Question

What mass of limestone (in kg) would be required to completely neutralize a 15.3 billion-liter lake that is 1.6×10−5 M in H2SO4 and 8.8×10−6 M in HNO3?

a. 820 kg
b. 920 kg
c. 720 kg
d. 620 kg

Answer 1

To neutralize the lake, we need to calculate the amount of acid present and determine the mass of limestone required. First, we find the moles of H2SO4 and HNO3 in the lake, then use the molar ratio between H2SO4 and CaCO3 to calculate the mass of limestone needed. The correct answer is a. 820 kg.

Step-by-step explanation:

To determine the mass of limestone required to neutralize the lake, we need to calculate the amount of acid in the lake. First, we find the moles of H2SO4 and HNO3 in the lake by multiplying their concentrations by the volume of the lake:

H2SO4: (1.6x10^-5 M) x (15.3 billion L) = 2.448x10^8 moles

HNO3: (8.8x10^-6 M) x (15.3 billion L) = 1.3424x10^8 moles

Next, we need to find the molar ratio between these acids and calcium carbonate, the compound in limestone.
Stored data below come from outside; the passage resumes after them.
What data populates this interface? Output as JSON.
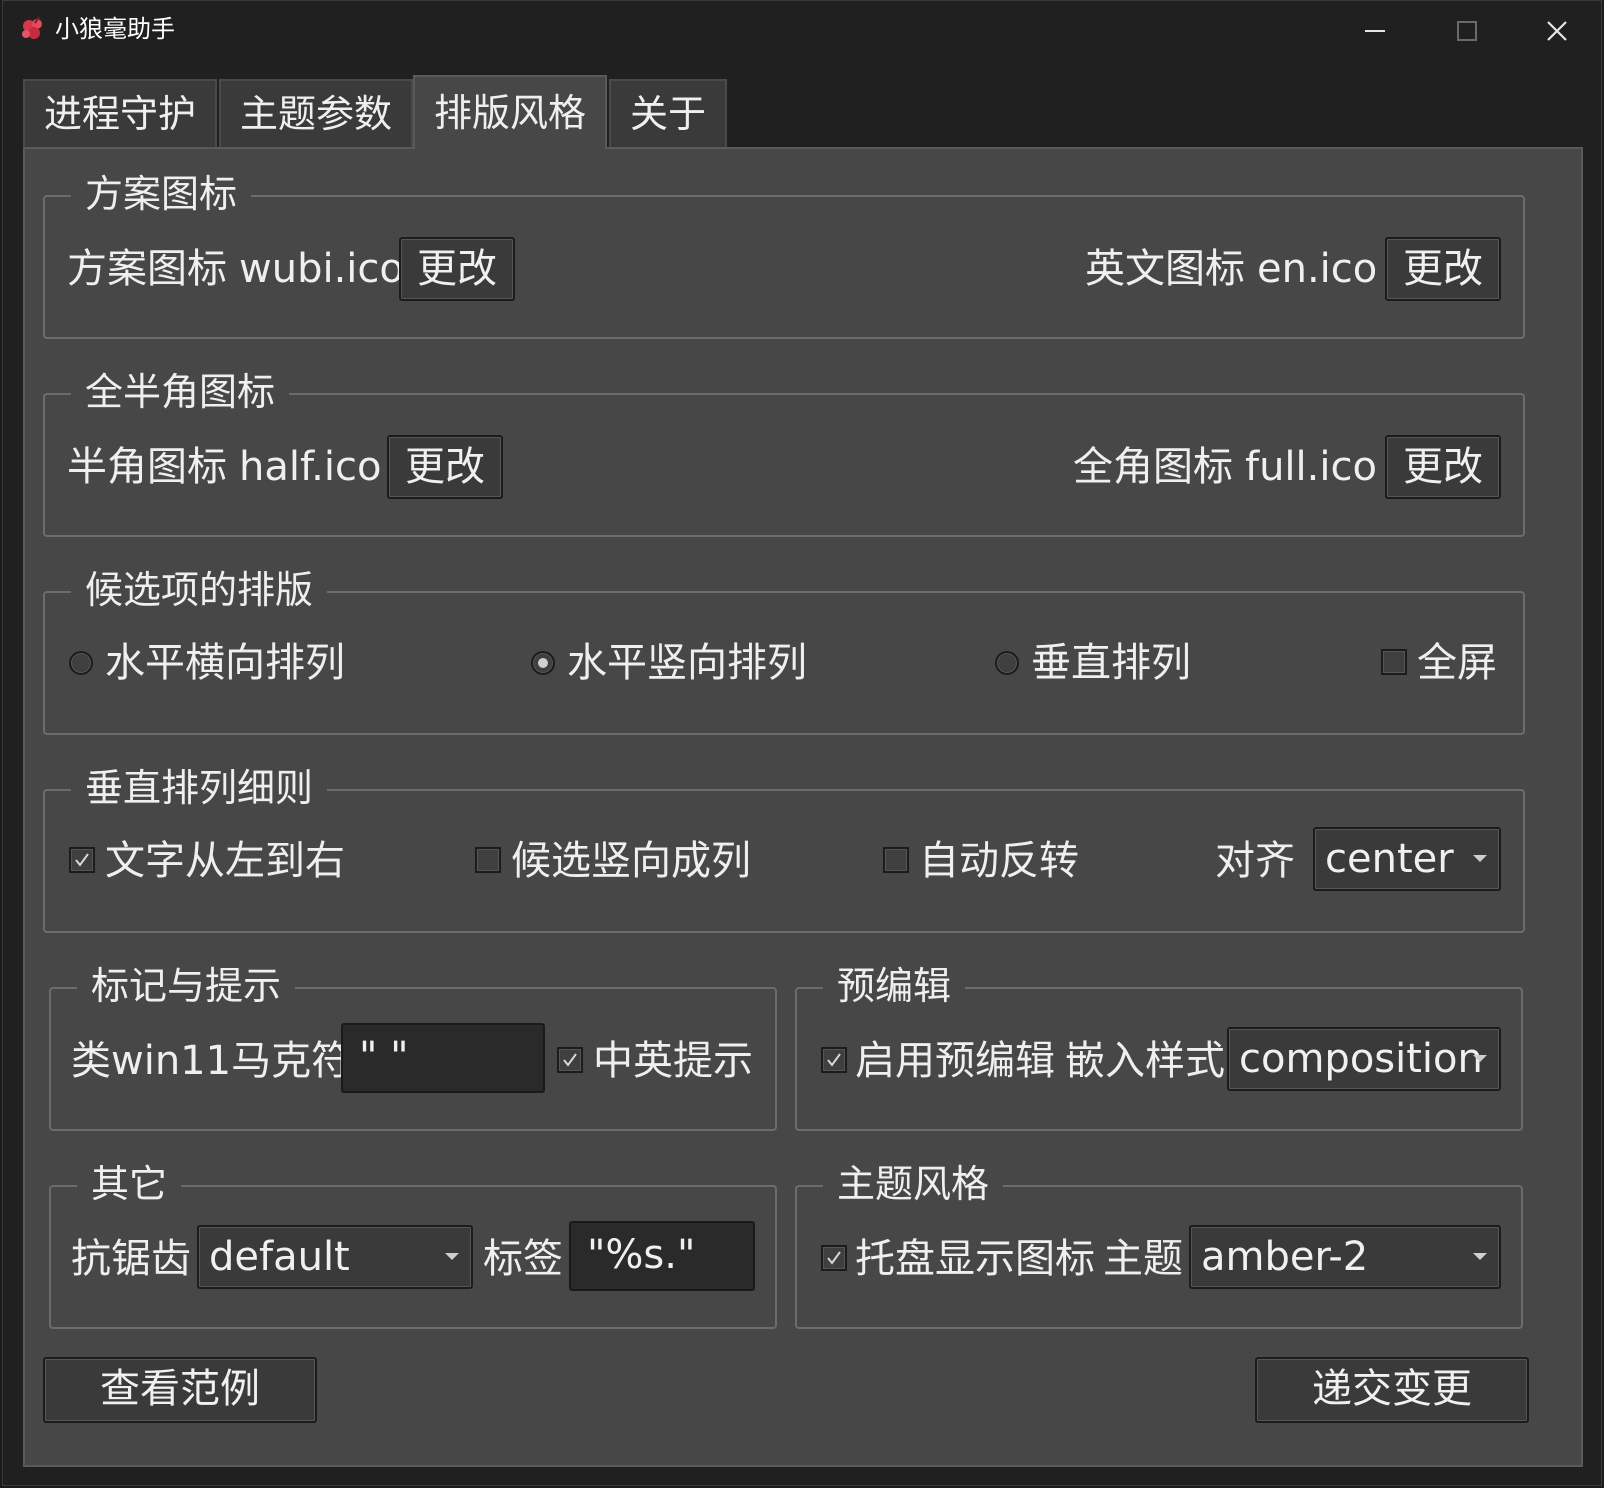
{
  "window": {
    "title": "小狼毫助手",
    "controls": {
      "minimize": "minimize",
      "maximize": "maximize",
      "close": "close"
    }
  },
  "tabs": [
    {
      "label": "进程守护",
      "active": false
    },
    {
      "label": "主题参数",
      "active": false
    },
    {
      "label": "排版风格",
      "active": true
    },
    {
      "label": "关于",
      "active": false
    }
  ],
  "scheme_icon": {
    "legend": "方案图标",
    "scheme_label": "方案图标",
    "scheme_file": "wubi.ico",
    "scheme_button": "更改",
    "english_label": "英文图标",
    "english_file": "en.ico",
    "english_button": "更改"
  },
  "width_icon": {
    "legend": "全半角图标",
    "half_label": "半角图标",
    "half_file": "half.ico",
    "half_button": "更改",
    "full_label": "全角图标",
    "full_file": "full.ico",
    "full_button": "更改"
  },
  "layout": {
    "legend": "候选项的排版",
    "options": [
      {
        "label": "水平横向排列",
        "selected": false
      },
      {
        "label": "水平竖向排列",
        "selected": true
      },
      {
        "label": "垂直排列",
        "selected": false
      }
    ],
    "fullscreen": {
      "label": "全屏",
      "checked": false
    }
  },
  "vertical_rules": {
    "legend": "垂直排列细则",
    "text_ltr": {
      "label": "文字从左到右",
      "checked": true
    },
    "candidate_column": {
      "label": "候选竖向成列",
      "checked": false
    },
    "auto_reverse": {
      "label": "自动反转",
      "checked": false
    },
    "align_label": "对齐",
    "align_value": "center"
  },
  "marks": {
    "legend": "标记与提示",
    "win11_label": "类win11马克符",
    "win11_value": "\" \"",
    "cn_en_hint": {
      "label": "中英提示",
      "checked": true
    }
  },
  "preedit": {
    "legend": "预编辑",
    "enable": {
      "label": "启用预编辑",
      "checked": true
    },
    "embed_label": "嵌入样式",
    "embed_value": "composition"
  },
  "other": {
    "legend": "其它",
    "antialias_label": "抗锯齿",
    "antialias_value": "default",
    "tag_label": "标签",
    "tag_value": "\"%s.\""
  },
  "theme_style": {
    "legend": "主题风格",
    "tray_icon": {
      "label": "托盘显示图标",
      "checked": true
    },
    "theme_label": "主题",
    "theme_value": "amber-2"
  },
  "footer": {
    "preview_button": "查看范例",
    "submit_button": "递交变更"
  },
  "colors": {
    "window_bg": "#202020",
    "panel_bg": "#474747",
    "text": "#ececec",
    "icon_red": "#d8374a"
  }
}
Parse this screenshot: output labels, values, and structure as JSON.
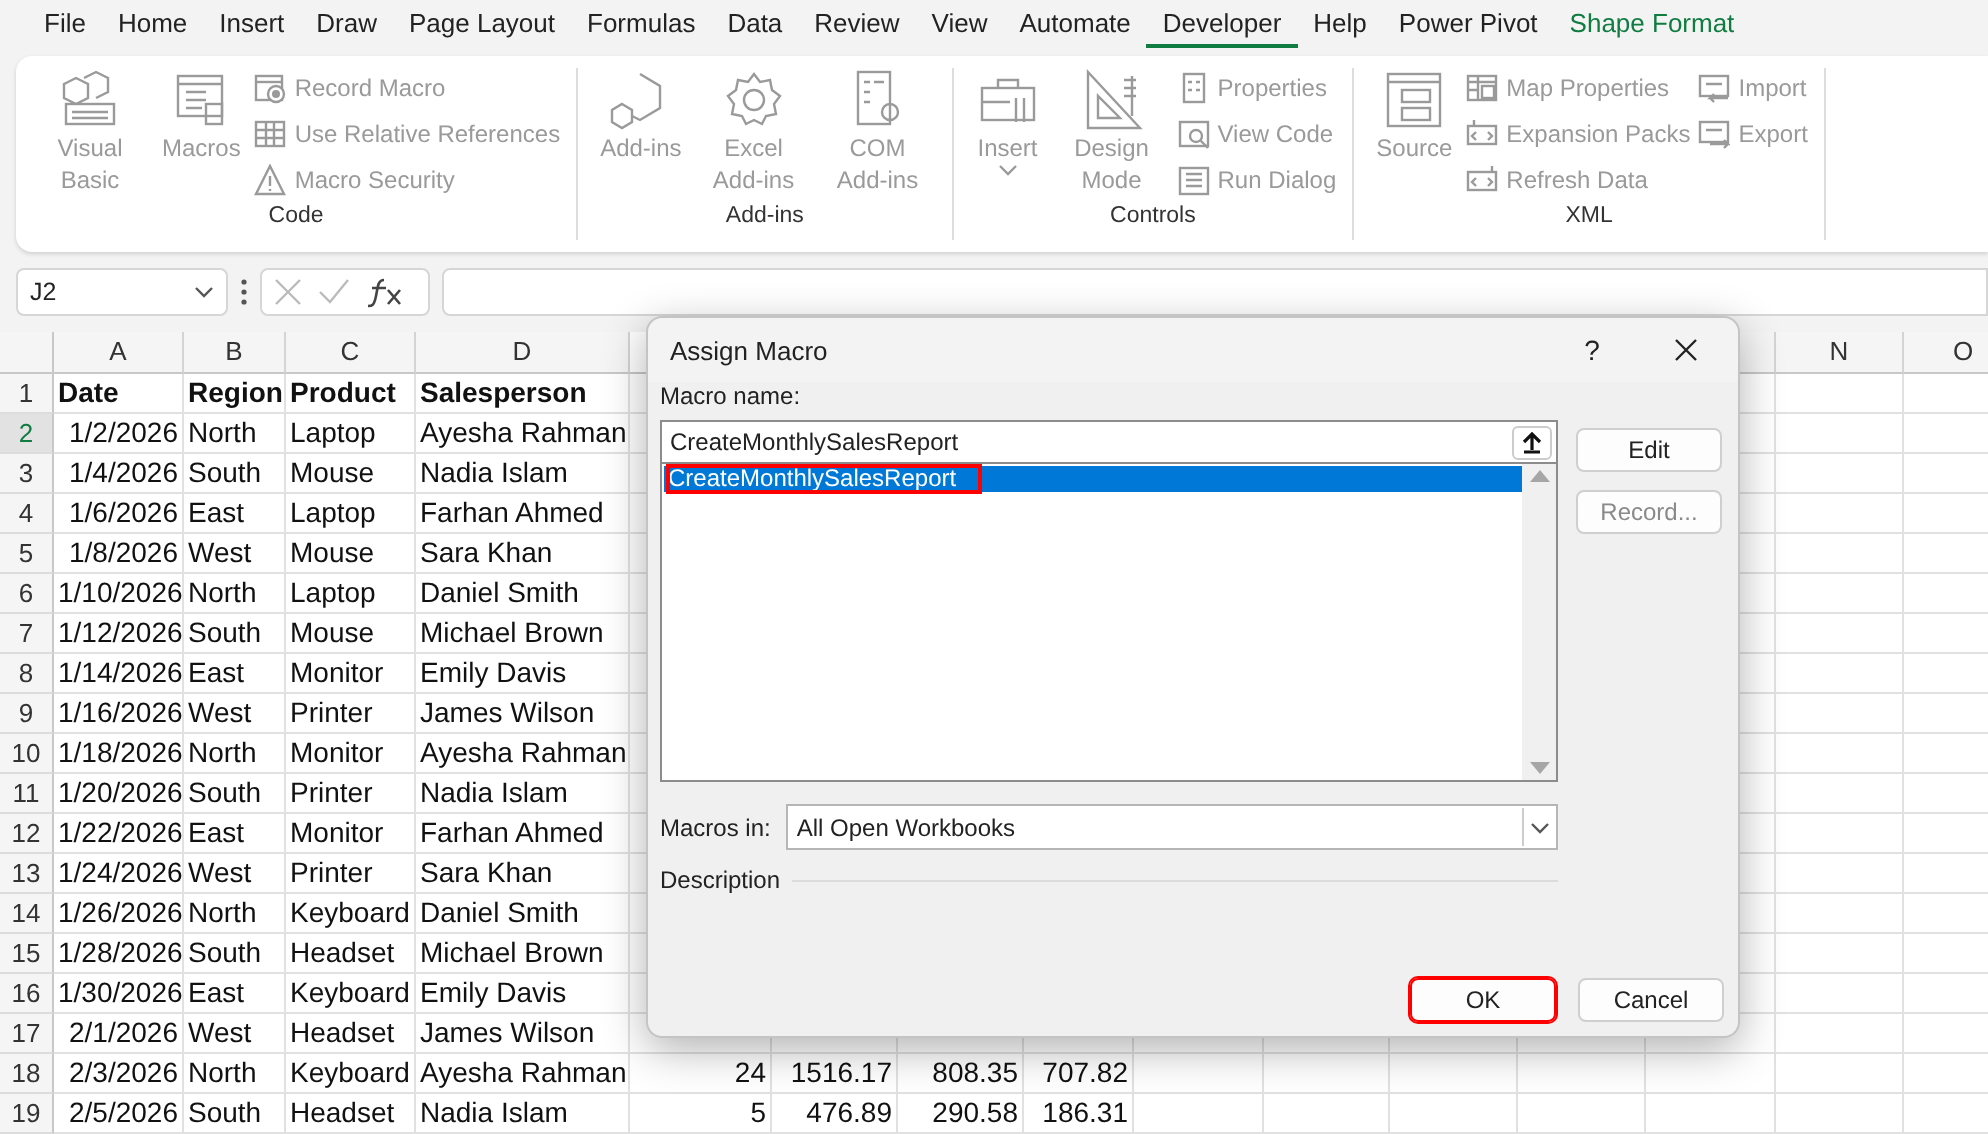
{
  "menu_tabs": [
    {
      "label": "File",
      "selected": false,
      "kind": "normal"
    },
    {
      "label": "Home",
      "selected": false,
      "kind": "normal"
    },
    {
      "label": "Insert",
      "selected": false,
      "kind": "normal"
    },
    {
      "label": "Draw",
      "selected": false,
      "kind": "normal"
    },
    {
      "label": "Page Layout",
      "selected": false,
      "kind": "normal"
    },
    {
      "label": "Formulas",
      "selected": false,
      "kind": "normal"
    },
    {
      "label": "Data",
      "selected": false,
      "kind": "normal"
    },
    {
      "label": "Review",
      "selected": false,
      "kind": "normal"
    },
    {
      "label": "View",
      "selected": false,
      "kind": "normal"
    },
    {
      "label": "Automate",
      "selected": false,
      "kind": "normal"
    },
    {
      "label": "Developer",
      "selected": true,
      "kind": "normal"
    },
    {
      "label": "Help",
      "selected": false,
      "kind": "normal"
    },
    {
      "label": "Power Pivot",
      "selected": false,
      "kind": "normal"
    },
    {
      "label": "Shape Format",
      "selected": false,
      "kind": "contextual"
    }
  ],
  "ribbon_groups": [
    {
      "label": "Code",
      "items": [
        {
          "label": "Visual Basic",
          "kind": "large"
        },
        {
          "label": "Macros",
          "kind": "large"
        },
        {
          "label": "Record Macro",
          "kind": "small"
        },
        {
          "label": "Use Relative References",
          "kind": "small"
        },
        {
          "label": "Macro Security",
          "kind": "small"
        }
      ]
    },
    {
      "label": "Add-ins",
      "items": [
        {
          "label": "Add-ins",
          "kind": "large"
        },
        {
          "label": "Excel Add-ins",
          "kind": "large"
        },
        {
          "label": "COM Add-ins",
          "kind": "large"
        }
      ]
    },
    {
      "label": "Controls",
      "items": [
        {
          "label": "Insert",
          "kind": "dropdown"
        },
        {
          "label": "Design Mode",
          "kind": "large"
        },
        {
          "label": "Properties",
          "kind": "small"
        },
        {
          "label": "View Code",
          "kind": "small"
        },
        {
          "label": "Run Dialog",
          "kind": "small"
        }
      ]
    },
    {
      "label": "XML",
      "items": [
        {
          "label": "Source",
          "kind": "large"
        },
        {
          "label": "Map Properties",
          "kind": "small"
        },
        {
          "label": "Expansion Packs",
          "kind": "small"
        },
        {
          "label": "Refresh Data",
          "kind": "small"
        },
        {
          "label": "Import",
          "kind": "small"
        },
        {
          "label": "Export",
          "kind": "small"
        }
      ]
    }
  ],
  "formula_bar": {
    "name_box": "J2"
  },
  "sheet": {
    "columns": [
      "A",
      "B",
      "C",
      "D",
      "N",
      "O"
    ],
    "rows": [
      {
        "number": "1",
        "selected": false,
        "cells": [
          "Date",
          "Region",
          "Product",
          "Salesperson"
        ]
      },
      {
        "number": "2",
        "selected": true,
        "cells": [
          "1/2/2026",
          "North",
          "Laptop",
          "Ayesha Rahman"
        ]
      },
      {
        "number": "3",
        "selected": false,
        "cells": [
          "1/4/2026",
          "South",
          "Mouse",
          "Nadia Islam"
        ]
      },
      {
        "number": "4",
        "selected": false,
        "cells": [
          "1/6/2026",
          "East",
          "Laptop",
          "Farhan Ahmed"
        ]
      },
      {
        "number": "5",
        "selected": false,
        "cells": [
          "1/8/2026",
          "West",
          "Mouse",
          "Sara Khan"
        ]
      },
      {
        "number": "6",
        "selected": false,
        "cells": [
          "1/10/2026",
          "North",
          "Laptop",
          "Daniel Smith"
        ]
      },
      {
        "number": "7",
        "selected": false,
        "cells": [
          "1/12/2026",
          "South",
          "Mouse",
          "Michael Brown"
        ]
      },
      {
        "number": "8",
        "selected": false,
        "cells": [
          "1/14/2026",
          "East",
          "Monitor",
          "Emily Davis"
        ]
      },
      {
        "number": "9",
        "selected": false,
        "cells": [
          "1/16/2026",
          "West",
          "Printer",
          "James Wilson"
        ]
      },
      {
        "number": "10",
        "selected": false,
        "cells": [
          "1/18/2026",
          "North",
          "Monitor",
          "Ayesha Rahman"
        ]
      },
      {
        "number": "11",
        "selected": false,
        "cells": [
          "1/20/2026",
          "South",
          "Printer",
          "Nadia Islam"
        ]
      },
      {
        "number": "12",
        "selected": false,
        "cells": [
          "1/22/2026",
          "East",
          "Monitor",
          "Farhan Ahmed"
        ]
      },
      {
        "number": "13",
        "selected": false,
        "cells": [
          "1/24/2026",
          "West",
          "Printer",
          "Sara Khan"
        ]
      },
      {
        "number": "14",
        "selected": false,
        "cells": [
          "1/26/2026",
          "North",
          "Keyboard",
          "Daniel Smith"
        ]
      },
      {
        "number": "15",
        "selected": false,
        "cells": [
          "1/28/2026",
          "South",
          "Headset",
          "Michael Brown"
        ]
      },
      {
        "number": "16",
        "selected": false,
        "cells": [
          "1/30/2026",
          "East",
          "Keyboard",
          "Emily Davis"
        ]
      },
      {
        "number": "17",
        "selected": false,
        "cells": [
          "2/1/2026",
          "West",
          "Headset",
          "James Wilson"
        ]
      },
      {
        "number": "18",
        "selected": false,
        "cells": [
          "2/3/2026",
          "North",
          "Keyboard",
          "Ayesha Rahman",
          "24",
          "1516.17",
          "808.35",
          "707.82"
        ]
      },
      {
        "number": "19",
        "selected": false,
        "cells": [
          "2/5/2026",
          "South",
          "Headset",
          "Nadia Islam",
          "5",
          "476.89",
          "290.58",
          "186.31"
        ]
      }
    ]
  },
  "dialog": {
    "title": "Assign Macro",
    "help": "?",
    "macro_name_label": "Macro name:",
    "macro_name_value": "CreateMonthlySalesReport",
    "macros": [
      {
        "label": "CreateMonthlySalesReport",
        "selected": true,
        "highlighted": true
      }
    ],
    "side_buttons": [
      {
        "label": "Edit",
        "disabled": false
      },
      {
        "label": "Record...",
        "disabled": true
      }
    ],
    "macros_in_label": "Macros in:",
    "macros_in_value": "All Open Workbooks",
    "description_label": "Description",
    "footer_buttons": [
      {
        "label": "OK",
        "highlighted": true
      },
      {
        "label": "Cancel",
        "highlighted": false
      }
    ]
  }
}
The balanced equation for the neutralization reaction is:

H2SO4 + CaCO3 → CaSO4 + H2O + CO2

The molar ratio between H2SO4 and CaCO3 is 1:1. Therefore, the mass of limestone needed can be calculated by multiplying the moles of H2SO4 by the molar mass of CaCO3 (100.09 g/mol):

Mass of limestone = (2.448x10^8 moles) x (100.09 g/mol) = 2.449x10^10 g = 2.449x10^7 kg

Therefore, the correct answer is a. 820 kg.